Department of Mechanical, Materials and Aerospace Engineering, University of Central Florida, Orlando, FL 32816, USA.
Biomaterials (Impact Factor: 8.31). 08/2012; 33(31):7746-55. DOI: 10.1016/j.biomaterials.2012.07.019
Source: PubMed

ABSTRACT Angiogenesis is the formation of new blood vessels from existing blood vessels and is critical for many physiological and pathophysiological processes. In this study we have shown the unique property of cerium oxide nanoparticles (CNPs) to induce angiogenesis, observed using both in vitro and in vivo model systems. In particular, CNPs trigger angiogenesis by modulating the intracellular oxygen environment and stabilizing hypoxia inducing factor 1α endogenously.
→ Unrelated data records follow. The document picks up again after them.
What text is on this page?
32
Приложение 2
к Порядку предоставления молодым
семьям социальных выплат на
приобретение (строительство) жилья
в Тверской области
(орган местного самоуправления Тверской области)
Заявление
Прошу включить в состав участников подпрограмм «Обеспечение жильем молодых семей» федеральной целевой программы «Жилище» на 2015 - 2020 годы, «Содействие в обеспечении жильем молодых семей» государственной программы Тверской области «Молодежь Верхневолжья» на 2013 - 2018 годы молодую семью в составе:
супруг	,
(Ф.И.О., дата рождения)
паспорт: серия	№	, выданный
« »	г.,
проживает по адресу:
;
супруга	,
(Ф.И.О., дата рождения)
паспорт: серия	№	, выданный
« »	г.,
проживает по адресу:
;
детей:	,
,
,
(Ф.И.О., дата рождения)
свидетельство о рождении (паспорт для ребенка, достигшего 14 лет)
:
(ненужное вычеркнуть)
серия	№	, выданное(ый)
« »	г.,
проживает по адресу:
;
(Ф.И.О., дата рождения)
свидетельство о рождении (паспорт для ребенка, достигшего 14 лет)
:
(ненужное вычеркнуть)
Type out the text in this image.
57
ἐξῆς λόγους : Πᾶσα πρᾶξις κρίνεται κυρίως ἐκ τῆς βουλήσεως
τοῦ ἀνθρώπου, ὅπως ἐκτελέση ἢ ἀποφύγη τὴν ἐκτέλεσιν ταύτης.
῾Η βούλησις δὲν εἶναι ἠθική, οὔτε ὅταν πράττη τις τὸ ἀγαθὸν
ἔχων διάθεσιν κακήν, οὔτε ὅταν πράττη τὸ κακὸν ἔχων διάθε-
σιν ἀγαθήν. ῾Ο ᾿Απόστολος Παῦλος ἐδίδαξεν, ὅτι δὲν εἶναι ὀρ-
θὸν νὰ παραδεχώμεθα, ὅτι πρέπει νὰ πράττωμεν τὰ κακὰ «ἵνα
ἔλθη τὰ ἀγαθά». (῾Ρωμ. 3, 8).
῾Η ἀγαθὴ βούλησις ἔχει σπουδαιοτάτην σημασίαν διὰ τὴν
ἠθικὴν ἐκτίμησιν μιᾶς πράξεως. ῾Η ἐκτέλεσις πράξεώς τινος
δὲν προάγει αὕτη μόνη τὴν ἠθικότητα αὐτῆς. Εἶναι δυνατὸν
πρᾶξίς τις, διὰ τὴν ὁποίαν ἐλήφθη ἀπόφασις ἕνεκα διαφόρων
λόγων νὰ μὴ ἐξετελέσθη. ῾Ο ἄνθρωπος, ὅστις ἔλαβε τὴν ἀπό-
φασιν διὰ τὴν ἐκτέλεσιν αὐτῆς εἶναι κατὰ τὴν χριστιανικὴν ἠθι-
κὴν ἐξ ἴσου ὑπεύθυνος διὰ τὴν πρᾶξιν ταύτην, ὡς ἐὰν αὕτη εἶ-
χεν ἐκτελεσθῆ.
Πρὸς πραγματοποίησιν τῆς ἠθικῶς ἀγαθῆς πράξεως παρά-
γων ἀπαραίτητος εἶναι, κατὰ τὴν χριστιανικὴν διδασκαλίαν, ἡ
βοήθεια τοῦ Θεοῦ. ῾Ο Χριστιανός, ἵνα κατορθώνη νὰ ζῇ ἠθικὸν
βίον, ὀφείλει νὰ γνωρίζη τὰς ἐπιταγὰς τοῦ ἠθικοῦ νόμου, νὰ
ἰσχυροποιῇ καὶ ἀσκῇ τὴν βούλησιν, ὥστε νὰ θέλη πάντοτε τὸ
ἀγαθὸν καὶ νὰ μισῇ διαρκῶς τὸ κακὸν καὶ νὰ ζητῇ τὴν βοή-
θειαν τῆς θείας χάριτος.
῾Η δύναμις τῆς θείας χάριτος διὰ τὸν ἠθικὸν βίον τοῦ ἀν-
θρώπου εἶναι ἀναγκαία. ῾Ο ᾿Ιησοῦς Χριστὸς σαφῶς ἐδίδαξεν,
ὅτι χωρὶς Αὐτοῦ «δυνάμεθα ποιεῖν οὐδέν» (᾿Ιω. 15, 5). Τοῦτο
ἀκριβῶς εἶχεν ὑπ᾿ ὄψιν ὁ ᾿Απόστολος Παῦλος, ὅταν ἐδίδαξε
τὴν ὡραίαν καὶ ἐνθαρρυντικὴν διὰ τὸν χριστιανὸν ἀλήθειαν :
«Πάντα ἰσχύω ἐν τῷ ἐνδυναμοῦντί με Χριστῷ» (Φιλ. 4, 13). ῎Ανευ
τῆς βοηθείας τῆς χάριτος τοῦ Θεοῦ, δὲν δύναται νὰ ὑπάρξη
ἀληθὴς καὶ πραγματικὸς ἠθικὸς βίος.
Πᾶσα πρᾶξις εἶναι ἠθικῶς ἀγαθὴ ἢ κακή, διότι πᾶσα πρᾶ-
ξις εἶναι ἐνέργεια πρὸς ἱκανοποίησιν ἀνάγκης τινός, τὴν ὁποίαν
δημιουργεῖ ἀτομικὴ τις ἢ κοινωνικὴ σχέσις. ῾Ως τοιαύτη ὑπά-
Furthermore, correlations between angiogenesis induction and CNPs physicochemical properties including: surface Ce(3+)/Ce(4+) ratio, surface charge, size, and shape were also explored. High surface area and increased Ce(3+)/Ce(4+) ratio make CNPs more catalytically active towards regulating intracellular oxygen, which in turn led to more robust induction of angiogenesis. Atomistic simulation was also used, in partnership with in vitro and in vivo experimentation, to reveal that the surface reactivity of CNPs and facile oxygen transport promotes pro-angiogenesis.